Starting at about 4:10 a.m., the surveillance pictures show, a furious scene unfolded in the driveway and front yard as Brodie frantically whizzed back and forth, two pit bulls in pursuit.
Brodie was fast. But the dogs were faster.
Within 20 minutes, one of the dogs, the cat clamped in its jaws, hauled Brodie's lifeless white body across the front yard to the spot Reinecke found him.
"The issue that was so bad on Sunday morning when we first called animal control and the Anchorage police was that after the cat was dead, my daughter went to pick it up and the dogs charged her too," she said. "This is a safety issue; there are children in this neighborhood."
Neighbors say the dogs had been a problem for people and pets before, but this time Reinecke and her son-in-law, Ricky McElroy, started posting fliers with the warning "2 dogs are terrorizing our neighborhood." They traced the dogs back to a mobile home on an unfenced lot two blocks away near 68th Avenue and Lake Otis Parkway.
Owner Chris Short, 35, in an interview Tuesday, said the dogs, Rusty and Dozer, are generally good animals that escaped and went wild Sunday morning. It's not the first time they've escaped, he conceded, but they had never killed anything before. He faults himself for leaving for work without locking them in their kennel, allowing them to escape when his kids opened the front door, he said.
"She's mad her cat died. I'd be mad too. He viciously attacked that cat," he said. "That's his nature though. But I should have been more responsible with keeping them in the kennel."
Short voluntarily brought Rusty to the pound Monday night so he could be quarantined as a safety precaution. He is not planning to get him out of the pound when it's over in about two weeks, he said. Too much of a problem.
Scott Gower, spokesman for Anchorage Animal Care and Control, said the pound sees an average of 500 animal bites each year and animals are killed immediately only in cases where they seriously injure or kill a person. Repeat violent offenders that don't rise to that level -- by killing other animals, for example -- can sometimes be reclassified and seized to be put down, Gower said. The problem isn't with the pit bulls, it's with the owners, he said.
"Obviously with some animals, the owners have to understand the importance of keeping an eye on their animals and having them restrained," Gower said.
But Reinecke and McElroy say animal control and Anchorage police have so far done little to prevent a more serious attack from occurring.
"The police are doing nothing; the police are worse than animal control," McElroy said. "I thought our police were supposed to prevent kids from getting hurt. ... We've got to take action now. We can't just let this go for another day and another day."
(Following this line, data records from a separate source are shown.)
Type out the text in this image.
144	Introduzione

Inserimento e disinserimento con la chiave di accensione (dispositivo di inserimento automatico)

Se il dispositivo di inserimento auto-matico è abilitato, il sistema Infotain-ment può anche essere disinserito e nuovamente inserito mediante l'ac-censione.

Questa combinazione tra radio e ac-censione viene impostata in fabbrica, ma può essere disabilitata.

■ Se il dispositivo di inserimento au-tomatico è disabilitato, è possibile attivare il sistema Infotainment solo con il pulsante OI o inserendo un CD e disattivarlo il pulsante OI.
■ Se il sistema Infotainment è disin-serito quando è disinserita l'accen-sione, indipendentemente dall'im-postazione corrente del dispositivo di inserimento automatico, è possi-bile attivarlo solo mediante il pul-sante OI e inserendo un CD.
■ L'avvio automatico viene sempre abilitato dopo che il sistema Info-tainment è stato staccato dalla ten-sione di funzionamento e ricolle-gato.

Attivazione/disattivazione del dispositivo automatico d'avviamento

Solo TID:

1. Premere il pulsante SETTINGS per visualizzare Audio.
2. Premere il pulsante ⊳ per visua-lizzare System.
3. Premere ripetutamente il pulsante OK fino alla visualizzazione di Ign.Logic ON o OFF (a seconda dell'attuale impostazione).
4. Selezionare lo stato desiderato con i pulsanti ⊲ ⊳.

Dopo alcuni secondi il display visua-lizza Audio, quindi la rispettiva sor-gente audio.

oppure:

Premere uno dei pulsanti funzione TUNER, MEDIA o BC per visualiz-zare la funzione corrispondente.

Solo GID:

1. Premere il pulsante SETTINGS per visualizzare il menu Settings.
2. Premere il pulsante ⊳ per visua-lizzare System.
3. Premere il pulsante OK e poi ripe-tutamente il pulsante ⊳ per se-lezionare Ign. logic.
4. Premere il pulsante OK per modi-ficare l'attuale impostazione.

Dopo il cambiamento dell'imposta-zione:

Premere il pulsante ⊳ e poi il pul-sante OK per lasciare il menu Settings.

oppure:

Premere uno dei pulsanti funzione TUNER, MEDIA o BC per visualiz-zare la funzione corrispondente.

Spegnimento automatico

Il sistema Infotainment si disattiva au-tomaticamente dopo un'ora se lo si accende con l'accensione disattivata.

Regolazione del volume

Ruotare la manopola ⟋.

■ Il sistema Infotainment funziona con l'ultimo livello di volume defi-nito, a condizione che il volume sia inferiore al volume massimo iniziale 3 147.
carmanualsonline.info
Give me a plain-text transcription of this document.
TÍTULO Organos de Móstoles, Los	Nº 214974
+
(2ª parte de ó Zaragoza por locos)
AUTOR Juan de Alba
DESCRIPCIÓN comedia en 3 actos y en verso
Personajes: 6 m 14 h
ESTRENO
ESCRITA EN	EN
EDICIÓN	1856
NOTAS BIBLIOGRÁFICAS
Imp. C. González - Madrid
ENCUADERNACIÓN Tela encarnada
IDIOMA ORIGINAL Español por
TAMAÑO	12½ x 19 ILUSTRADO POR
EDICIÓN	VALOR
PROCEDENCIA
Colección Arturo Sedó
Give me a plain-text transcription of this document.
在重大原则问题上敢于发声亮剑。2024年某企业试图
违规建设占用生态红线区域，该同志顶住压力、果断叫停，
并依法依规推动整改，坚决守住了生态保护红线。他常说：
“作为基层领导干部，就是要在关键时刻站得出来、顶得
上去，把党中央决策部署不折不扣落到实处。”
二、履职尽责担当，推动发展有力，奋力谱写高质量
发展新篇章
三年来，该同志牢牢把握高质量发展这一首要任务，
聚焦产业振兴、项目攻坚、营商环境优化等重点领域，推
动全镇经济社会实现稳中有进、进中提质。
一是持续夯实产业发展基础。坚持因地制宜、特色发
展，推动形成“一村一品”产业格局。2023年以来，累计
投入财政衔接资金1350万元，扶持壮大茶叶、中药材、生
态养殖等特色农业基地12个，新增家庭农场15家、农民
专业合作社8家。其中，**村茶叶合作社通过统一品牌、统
The dogs had been known around the neighborhood as nuisances for some time, said resident Marc Johnson. The dogs rushed him the same day they killed Brodie, he said, leading him to grab a shovel in self-defense and follow one of them to find out where they lived. While in the road, it lowered its head, curled its lip and lunged at him, he said.
"The closer we got to his house, the more aggressive he got," Johnson said. "As soon as we got in front of the house, the party was on. ... I put him flat out with the shovel."
Police generally refer animal cases to animal control unless there is an attack under way at the time of the call, Lt. Paul Honeman said. In a case of an animal-on-animal attack, police try to break things up through nonlethal means and shoot only if the animal turns on a person, he said.
"As much as people don't want to hear us say it, it's not on the same level as the value of a human life," Honeman said. "We're supposed to defend (human) life."
The case of the pit bulls isn't closed. Gower said it is under investigation, and the animal owners, including Reinecke, could be facing fines starting at $75 for failing to keep their animals reined in.
In a KTVA news report that aired Monday, Dozer bolts out the front door and gets loose as a reporter approaches the home. The dog showed equal zeal Tuesday when another reporter showed up, though he did not appear aggressive as he sniffed and licked the reporter's hand.
"It's just a bad situation, and I'm sorry that it happened," Short said. "(Dozer's) not mean either, but I think he's going to go to the pound too. I can't deal with all this little drama."